Carcere sicuro, «un decreto farsa»

Non ha mai fatto mistero, il segretario generale della Uilpa penitenziari, di tutte le carenze del decreto Carcere sicuro. De Fazio non esita a definirlo «un decreto farsa» criticato non solo dalla Uilpa ma anche da avvocati, magistrati, addetti ai lavori, «solo il governo sostiene che serva a qualcosa». A partire dalla liberazione anticipata che dovrebbe semplificare l’iter per la scarcerazione e svuotare le carceri. Secondo De Fazio, «questo non inciderà sul surplus di 14.500 detenuti in più, un surplus che cresce con una media di 300 carcerazioni al mese».
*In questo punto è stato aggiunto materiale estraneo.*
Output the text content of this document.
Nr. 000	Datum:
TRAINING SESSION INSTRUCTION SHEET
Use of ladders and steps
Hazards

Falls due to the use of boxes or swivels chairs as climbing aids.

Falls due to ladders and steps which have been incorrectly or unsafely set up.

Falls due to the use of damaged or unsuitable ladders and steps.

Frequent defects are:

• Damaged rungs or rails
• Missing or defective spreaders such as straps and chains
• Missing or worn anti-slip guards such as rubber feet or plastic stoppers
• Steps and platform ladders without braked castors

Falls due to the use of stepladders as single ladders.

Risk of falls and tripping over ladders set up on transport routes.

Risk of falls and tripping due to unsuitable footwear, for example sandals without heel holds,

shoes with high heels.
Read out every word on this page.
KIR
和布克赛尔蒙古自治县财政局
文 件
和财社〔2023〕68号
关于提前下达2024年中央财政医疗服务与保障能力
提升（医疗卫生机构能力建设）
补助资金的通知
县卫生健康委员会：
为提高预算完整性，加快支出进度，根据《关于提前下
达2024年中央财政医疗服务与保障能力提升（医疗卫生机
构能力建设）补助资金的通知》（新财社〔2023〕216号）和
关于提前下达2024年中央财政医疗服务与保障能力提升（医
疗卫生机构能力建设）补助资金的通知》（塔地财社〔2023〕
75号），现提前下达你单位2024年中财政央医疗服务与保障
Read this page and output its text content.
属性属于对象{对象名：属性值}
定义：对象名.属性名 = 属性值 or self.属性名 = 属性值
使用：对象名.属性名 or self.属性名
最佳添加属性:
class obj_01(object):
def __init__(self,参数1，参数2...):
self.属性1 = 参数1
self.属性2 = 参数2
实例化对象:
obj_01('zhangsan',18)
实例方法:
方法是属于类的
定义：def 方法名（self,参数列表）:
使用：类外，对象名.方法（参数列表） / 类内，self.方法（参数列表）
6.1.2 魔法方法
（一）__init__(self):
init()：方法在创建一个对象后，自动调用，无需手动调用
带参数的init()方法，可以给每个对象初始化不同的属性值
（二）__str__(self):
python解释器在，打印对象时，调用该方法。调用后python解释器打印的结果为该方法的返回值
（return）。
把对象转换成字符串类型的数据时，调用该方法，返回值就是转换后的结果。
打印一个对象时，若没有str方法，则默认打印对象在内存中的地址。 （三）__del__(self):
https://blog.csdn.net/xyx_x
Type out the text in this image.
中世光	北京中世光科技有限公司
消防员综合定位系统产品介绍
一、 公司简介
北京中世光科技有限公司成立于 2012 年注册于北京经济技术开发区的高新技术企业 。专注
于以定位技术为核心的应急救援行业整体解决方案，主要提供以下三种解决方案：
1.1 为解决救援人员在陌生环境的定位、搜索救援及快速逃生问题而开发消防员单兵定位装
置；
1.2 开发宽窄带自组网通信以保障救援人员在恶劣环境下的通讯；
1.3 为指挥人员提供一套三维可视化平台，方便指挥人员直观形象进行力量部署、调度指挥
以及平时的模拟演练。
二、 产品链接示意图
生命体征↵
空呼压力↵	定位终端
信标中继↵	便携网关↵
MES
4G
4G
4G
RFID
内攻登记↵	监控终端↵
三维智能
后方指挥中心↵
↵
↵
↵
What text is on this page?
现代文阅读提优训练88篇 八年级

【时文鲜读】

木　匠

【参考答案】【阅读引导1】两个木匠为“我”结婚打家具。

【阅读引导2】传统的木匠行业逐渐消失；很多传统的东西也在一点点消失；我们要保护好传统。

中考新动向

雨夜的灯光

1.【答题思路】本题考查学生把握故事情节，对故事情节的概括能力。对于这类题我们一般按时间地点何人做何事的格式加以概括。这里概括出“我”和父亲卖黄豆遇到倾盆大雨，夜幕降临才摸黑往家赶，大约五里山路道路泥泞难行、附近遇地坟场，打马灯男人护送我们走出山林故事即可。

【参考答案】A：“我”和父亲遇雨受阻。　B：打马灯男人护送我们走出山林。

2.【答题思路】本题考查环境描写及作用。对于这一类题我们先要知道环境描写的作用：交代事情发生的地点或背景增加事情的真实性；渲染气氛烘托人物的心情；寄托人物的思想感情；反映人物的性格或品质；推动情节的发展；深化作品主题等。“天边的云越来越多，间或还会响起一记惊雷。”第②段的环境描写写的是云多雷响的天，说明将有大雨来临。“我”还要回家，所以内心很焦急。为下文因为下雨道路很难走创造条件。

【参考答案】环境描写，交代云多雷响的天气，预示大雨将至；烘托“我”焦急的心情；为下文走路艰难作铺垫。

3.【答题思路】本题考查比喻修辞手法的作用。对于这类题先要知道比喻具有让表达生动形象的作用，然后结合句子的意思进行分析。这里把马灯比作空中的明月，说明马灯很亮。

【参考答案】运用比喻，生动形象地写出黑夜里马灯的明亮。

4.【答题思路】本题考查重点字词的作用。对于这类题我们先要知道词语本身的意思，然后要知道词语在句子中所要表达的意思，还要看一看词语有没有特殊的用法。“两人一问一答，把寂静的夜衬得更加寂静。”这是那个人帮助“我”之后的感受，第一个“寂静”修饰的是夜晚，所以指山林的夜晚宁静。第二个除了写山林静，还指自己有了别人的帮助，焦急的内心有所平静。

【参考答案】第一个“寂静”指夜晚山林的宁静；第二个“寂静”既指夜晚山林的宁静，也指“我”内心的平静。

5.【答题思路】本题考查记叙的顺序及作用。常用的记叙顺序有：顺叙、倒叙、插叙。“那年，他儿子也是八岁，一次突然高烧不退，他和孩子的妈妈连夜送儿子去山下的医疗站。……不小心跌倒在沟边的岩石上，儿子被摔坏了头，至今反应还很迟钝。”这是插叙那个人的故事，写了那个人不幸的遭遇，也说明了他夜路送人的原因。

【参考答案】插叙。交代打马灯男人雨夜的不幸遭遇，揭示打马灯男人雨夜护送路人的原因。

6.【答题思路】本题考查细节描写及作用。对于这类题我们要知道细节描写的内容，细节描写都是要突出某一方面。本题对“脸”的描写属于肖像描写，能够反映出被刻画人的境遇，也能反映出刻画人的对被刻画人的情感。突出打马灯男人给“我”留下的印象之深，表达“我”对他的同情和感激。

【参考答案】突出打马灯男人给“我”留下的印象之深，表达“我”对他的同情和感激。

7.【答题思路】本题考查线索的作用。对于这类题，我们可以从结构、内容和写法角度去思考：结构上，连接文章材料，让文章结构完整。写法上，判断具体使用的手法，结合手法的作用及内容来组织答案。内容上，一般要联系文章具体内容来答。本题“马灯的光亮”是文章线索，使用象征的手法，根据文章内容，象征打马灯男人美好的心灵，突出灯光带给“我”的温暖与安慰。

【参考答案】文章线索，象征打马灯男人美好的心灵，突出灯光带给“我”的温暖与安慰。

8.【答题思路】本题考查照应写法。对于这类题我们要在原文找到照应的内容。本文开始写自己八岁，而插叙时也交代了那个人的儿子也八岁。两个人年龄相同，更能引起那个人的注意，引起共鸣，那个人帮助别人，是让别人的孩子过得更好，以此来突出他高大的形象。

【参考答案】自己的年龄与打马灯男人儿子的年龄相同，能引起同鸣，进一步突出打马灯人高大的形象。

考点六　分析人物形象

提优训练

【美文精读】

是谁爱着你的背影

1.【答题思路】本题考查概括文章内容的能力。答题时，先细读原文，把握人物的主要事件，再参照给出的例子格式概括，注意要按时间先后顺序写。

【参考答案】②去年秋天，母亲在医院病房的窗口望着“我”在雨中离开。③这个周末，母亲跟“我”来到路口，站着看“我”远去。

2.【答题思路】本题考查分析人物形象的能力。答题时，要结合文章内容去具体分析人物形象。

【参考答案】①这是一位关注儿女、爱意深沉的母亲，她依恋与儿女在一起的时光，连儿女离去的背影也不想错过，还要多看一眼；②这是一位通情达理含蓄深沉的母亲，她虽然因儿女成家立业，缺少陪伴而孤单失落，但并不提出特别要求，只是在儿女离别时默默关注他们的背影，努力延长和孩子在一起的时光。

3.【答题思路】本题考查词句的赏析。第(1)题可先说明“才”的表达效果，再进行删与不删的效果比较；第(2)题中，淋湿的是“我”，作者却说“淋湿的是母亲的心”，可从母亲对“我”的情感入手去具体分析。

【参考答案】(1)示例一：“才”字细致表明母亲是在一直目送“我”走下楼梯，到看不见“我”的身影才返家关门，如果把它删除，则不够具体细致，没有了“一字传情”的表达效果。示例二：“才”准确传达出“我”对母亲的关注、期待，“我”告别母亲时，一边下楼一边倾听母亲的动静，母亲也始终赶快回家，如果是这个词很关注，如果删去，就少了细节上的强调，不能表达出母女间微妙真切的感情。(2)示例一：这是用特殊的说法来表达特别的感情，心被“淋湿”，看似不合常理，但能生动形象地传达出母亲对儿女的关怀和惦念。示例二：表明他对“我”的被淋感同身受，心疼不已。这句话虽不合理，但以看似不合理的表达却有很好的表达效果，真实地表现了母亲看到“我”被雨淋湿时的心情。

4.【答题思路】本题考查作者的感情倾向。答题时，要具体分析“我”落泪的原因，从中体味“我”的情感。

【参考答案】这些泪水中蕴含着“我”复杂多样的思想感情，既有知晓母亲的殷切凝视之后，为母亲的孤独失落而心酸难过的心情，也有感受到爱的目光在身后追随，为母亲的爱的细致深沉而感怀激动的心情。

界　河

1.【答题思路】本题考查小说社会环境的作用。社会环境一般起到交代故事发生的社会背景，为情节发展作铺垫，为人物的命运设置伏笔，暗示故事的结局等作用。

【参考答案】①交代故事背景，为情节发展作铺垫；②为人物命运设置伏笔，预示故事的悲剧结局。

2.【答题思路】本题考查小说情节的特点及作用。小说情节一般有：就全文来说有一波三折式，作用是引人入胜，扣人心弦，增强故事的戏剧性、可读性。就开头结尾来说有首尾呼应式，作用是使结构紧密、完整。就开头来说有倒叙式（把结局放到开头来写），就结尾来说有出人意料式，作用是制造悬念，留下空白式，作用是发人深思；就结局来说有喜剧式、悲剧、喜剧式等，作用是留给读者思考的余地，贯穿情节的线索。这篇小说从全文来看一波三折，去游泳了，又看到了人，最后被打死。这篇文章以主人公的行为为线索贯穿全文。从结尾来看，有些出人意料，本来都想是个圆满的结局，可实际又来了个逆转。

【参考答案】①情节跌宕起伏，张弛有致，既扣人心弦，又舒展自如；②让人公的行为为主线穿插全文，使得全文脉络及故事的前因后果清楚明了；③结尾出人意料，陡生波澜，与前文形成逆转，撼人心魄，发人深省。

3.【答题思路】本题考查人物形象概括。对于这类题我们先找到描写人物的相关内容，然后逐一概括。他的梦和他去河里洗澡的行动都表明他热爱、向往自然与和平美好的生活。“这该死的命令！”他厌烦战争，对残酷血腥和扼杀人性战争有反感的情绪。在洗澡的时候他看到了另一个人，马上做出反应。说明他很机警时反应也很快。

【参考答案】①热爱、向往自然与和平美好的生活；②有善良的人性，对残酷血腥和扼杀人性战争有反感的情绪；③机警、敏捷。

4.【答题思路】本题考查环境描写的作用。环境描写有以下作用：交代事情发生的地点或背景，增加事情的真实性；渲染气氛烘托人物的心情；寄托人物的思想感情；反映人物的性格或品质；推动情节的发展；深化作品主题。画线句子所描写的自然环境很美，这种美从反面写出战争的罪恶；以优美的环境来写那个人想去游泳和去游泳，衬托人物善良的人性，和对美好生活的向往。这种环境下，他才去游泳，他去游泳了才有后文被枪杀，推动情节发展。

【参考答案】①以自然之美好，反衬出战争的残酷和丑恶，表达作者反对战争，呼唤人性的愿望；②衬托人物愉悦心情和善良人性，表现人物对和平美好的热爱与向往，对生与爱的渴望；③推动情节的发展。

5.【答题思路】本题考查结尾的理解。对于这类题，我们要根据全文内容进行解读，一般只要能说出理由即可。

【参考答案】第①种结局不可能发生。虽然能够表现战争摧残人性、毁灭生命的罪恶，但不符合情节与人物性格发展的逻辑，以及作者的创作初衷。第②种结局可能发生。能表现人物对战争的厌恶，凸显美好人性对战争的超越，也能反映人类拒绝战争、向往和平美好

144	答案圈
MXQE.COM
Altro dato molto pubblicizzato dal governo non inciderà sulla sicurezza nelle carceri: «Hanno detto che assumeranno mille unità in più nella polizia penitenziaria. Anche questo non è vero perché queste mille unità corrispondono a 500 assunzioni alla fine del 2025 e 500 alla fine del 2026. Quindi oggi non avverrà niente. E comunque quelle mille unità non basteranno a coprire il turnover, perché quelli che vanno in pensione sono molti di più di quelli che verranno assunti».

«Trenta giorni di formazione e poi buttati nelle carceri»

Tra l’altro questo decreto riduce la durata del corso di formazione per gli agenti. «Quando accadono disordini e problemi tutti dicono che serve una migliore formazione. Ma il corso di formazione è stato ridotto, di fatto, a 60 giorni effettivi, dei quali alcuni in dad e altri in prova pratica negli istituti penitenziari. Prendono un ragazzo lo tengono si e no per 30 giorni a scuola e poi lo buttano in un carcere. Gli stessi ragazzi che incontro nelle scuole di formazione mi chiedono di allungare il corso perché non sanno cosa fare, come interagire coi detenuti. Ridurre la formazione è da irresponsabili e da incoscienti perché così si alimenta la disfunzionalità del carcere perché quegli agenti rischiano per sé, rischiano per i colleghi e per i detenuti».